The year after winning the Fastnet, a new project is born,
Tina
, immediate winner of the second edition of the 1966 One Ton Cup, the most prestigious regatta in Europe at that time. And again it was a surprise, because Tina was one step further, she had the lines of the boats of the future (as well as having “launched the fashion” of the keel separated from the rudder), lines that sent so many yacht designers of the time into premature retirement.
Tina was then followed by
Optimist
, helmed by the excellent Hans Beilken, a slightly larger Tina that won the One Ton Cup twice in a row in 1967 and 1968, also finishing second in 1969, the year Carter won a second Fastnet instead, with the
Red Rooster.
Boat with movable drift and internal ballast, the
Red Rooster
was a private project, for himself, but so successful that it finally made Carter famous even at home, the United States, where he had instead remained a complete unknown. In 1972 he would win again, with
Wai-Aniwa
.
In 1973 a design built for Marina Spaccarelli Bulgari, with Italy’s greatest sailor, Agostino Straulino, at the helm, won the One Ton Cup in Porto Cervo after an exciting challenge with Doug Peterson’s Gambare. The boat is called
Ydra
and has harmonious shapes combined with good speed in all sea and wind conditions, qualities that make it the “prodigy” boat of the day. In the same year
Ydra
became a production model, built in fiberglass by the Greek shipyard Olympic Yachts under the name
Carter 37
. The boat is also very successful throughout Europe for cruising use. It is one of the earliest examples of the widely used cruiser-racer.
The meeting with Raul Gardini
During these glorious years, another big name in Italian sailing, Raul Gardini, fell in love with Carter’s designs and, in 1971, had the
Orca 43
. In 1973 the time was ripe, Gardini abandoned mass-produced boats and commissioned the design of a yacht expressly conceived for racing only: the Naif, a laminated wood hull built by Carlini, destined to amaze the entire Mediterranean with its three independent cockpits and split wheelhouse.
With the
Naif
, Dick Carter reaches probably the highest point of his career, a year of success and incredible projects, including the wonderful 65-foot
Benbow
, built of steel by Royal Huisman in the same year.

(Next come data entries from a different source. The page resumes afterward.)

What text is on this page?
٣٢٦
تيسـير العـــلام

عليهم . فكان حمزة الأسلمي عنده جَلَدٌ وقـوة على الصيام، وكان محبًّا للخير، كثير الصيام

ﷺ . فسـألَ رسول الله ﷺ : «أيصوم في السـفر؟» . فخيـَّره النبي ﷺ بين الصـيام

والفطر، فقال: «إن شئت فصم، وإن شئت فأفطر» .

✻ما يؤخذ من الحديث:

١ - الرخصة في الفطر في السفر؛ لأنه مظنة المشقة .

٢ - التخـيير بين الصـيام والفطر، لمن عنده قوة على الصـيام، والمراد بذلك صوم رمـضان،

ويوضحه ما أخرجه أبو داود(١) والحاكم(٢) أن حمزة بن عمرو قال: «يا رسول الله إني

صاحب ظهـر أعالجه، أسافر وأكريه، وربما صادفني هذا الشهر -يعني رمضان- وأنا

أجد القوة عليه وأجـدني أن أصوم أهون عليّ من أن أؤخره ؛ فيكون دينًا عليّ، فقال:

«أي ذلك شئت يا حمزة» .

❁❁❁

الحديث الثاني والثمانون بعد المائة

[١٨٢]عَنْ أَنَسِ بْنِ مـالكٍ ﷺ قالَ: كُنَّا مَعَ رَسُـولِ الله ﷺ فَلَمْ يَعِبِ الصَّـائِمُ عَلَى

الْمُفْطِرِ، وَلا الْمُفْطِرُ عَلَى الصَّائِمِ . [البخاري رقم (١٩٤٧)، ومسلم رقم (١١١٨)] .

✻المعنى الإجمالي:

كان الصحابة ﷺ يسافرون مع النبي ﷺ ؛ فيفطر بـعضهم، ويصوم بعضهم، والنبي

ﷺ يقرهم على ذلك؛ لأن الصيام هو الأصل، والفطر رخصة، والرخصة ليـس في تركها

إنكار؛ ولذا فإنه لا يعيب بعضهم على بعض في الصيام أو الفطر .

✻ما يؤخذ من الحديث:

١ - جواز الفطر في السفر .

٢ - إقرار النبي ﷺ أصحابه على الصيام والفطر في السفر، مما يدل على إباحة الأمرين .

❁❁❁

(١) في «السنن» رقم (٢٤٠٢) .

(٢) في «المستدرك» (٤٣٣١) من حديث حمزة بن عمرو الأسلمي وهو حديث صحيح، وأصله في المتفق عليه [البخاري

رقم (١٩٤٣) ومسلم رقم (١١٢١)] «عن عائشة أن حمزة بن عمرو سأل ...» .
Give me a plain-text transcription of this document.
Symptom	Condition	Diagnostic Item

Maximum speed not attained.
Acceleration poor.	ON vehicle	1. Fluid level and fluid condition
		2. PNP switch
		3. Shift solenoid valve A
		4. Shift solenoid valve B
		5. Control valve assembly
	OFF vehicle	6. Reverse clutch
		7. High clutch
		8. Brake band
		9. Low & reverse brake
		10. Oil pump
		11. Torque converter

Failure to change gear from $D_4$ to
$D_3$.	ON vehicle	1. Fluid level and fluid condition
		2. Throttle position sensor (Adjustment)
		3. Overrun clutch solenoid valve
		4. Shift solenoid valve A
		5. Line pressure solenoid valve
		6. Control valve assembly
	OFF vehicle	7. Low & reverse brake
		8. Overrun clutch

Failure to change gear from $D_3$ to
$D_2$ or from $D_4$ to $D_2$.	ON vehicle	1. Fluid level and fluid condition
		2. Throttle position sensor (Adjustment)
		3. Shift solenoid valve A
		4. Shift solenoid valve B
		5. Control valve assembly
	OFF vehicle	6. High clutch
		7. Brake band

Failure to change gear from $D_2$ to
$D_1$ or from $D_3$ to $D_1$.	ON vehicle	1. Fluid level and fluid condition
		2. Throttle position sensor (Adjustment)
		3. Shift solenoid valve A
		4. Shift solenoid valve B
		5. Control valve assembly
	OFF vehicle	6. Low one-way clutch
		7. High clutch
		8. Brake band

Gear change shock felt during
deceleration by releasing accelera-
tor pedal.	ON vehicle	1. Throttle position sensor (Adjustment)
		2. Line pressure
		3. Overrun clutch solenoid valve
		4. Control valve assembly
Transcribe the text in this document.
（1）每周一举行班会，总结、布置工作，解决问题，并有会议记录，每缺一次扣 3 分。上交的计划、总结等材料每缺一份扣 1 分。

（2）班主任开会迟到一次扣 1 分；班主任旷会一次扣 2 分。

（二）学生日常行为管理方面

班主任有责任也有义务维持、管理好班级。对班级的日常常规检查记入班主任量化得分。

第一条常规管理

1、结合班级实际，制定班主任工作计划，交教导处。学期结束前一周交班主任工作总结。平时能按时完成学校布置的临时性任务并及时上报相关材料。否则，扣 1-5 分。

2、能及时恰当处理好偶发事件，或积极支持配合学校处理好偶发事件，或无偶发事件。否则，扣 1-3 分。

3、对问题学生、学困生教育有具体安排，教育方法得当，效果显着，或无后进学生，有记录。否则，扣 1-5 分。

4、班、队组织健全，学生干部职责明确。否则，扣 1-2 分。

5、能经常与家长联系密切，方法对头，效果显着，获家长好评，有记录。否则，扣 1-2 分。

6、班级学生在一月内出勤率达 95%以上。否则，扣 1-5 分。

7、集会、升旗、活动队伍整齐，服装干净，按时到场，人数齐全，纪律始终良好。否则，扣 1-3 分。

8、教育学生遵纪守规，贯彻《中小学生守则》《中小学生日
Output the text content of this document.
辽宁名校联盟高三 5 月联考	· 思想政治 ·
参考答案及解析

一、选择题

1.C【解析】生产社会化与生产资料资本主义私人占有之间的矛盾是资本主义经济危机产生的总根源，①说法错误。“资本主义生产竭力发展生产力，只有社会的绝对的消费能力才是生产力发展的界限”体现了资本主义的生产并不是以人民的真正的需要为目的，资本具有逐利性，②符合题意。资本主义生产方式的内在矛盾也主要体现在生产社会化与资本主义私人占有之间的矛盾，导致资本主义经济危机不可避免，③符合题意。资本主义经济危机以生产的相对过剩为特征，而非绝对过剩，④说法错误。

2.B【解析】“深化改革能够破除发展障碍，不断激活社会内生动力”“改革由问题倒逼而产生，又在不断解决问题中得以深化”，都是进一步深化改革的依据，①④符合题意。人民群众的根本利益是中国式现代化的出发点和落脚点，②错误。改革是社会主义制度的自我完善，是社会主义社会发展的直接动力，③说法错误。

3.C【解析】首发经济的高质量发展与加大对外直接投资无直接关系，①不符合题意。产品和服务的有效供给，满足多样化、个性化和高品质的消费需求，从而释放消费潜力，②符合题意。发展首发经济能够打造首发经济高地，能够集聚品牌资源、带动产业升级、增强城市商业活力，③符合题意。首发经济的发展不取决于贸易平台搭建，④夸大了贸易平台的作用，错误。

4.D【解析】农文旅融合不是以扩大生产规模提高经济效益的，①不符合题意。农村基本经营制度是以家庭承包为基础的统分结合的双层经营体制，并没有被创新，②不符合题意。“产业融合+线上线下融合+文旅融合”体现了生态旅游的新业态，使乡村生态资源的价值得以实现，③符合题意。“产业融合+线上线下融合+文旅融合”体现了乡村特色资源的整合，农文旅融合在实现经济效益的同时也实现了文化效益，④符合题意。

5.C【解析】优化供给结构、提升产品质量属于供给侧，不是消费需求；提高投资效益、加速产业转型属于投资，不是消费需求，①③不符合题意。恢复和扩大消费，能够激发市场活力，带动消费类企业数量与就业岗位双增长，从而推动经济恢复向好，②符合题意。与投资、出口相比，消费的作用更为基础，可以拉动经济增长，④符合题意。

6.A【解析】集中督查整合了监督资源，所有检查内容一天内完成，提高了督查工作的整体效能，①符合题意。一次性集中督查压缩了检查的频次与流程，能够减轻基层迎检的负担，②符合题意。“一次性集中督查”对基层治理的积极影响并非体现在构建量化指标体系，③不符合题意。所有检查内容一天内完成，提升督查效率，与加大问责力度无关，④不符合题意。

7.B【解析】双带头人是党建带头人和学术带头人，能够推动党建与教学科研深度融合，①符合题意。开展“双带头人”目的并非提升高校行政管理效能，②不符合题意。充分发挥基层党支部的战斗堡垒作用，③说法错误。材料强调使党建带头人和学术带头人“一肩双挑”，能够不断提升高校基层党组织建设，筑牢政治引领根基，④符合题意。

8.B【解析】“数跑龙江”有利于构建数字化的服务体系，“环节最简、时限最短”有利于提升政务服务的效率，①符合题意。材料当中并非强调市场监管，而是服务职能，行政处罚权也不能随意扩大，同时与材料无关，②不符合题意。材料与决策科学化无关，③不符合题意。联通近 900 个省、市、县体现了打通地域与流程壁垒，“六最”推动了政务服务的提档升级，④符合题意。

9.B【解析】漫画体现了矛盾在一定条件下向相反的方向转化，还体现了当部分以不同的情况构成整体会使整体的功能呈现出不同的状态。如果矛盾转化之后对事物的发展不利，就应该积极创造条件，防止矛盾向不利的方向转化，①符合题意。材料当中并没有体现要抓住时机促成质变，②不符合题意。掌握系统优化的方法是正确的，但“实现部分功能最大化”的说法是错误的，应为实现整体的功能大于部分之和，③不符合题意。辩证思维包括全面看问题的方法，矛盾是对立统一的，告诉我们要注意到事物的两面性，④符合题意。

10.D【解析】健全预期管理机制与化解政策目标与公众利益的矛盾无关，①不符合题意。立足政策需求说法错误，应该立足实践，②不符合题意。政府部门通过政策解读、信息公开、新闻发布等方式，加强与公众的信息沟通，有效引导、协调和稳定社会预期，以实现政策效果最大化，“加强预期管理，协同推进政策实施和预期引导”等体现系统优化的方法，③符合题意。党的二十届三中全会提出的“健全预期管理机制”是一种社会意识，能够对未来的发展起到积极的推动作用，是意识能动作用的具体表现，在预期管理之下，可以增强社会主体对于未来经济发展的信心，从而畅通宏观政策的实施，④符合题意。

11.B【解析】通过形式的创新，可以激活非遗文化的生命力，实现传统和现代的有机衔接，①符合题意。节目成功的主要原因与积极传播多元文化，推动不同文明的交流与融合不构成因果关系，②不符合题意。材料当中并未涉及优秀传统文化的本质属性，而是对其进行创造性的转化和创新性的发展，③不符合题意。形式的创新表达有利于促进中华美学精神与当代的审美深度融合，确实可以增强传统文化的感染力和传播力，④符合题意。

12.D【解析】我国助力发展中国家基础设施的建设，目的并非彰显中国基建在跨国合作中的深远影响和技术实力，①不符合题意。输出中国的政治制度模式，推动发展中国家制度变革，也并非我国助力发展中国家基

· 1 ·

It was only after 1975, in fact, that his design flair embarked on a downward curve, though without overshadowing what he had done in the previous ten years: the Red Rooster’s moving drift became his signature achievement, but the new Rules of Tonnage, the IOR (International Offshore Rule), turns the tables and puts him offside.
Over the entire course of his career, some 1,800 hulls have touched the water with his signature imprinted on them.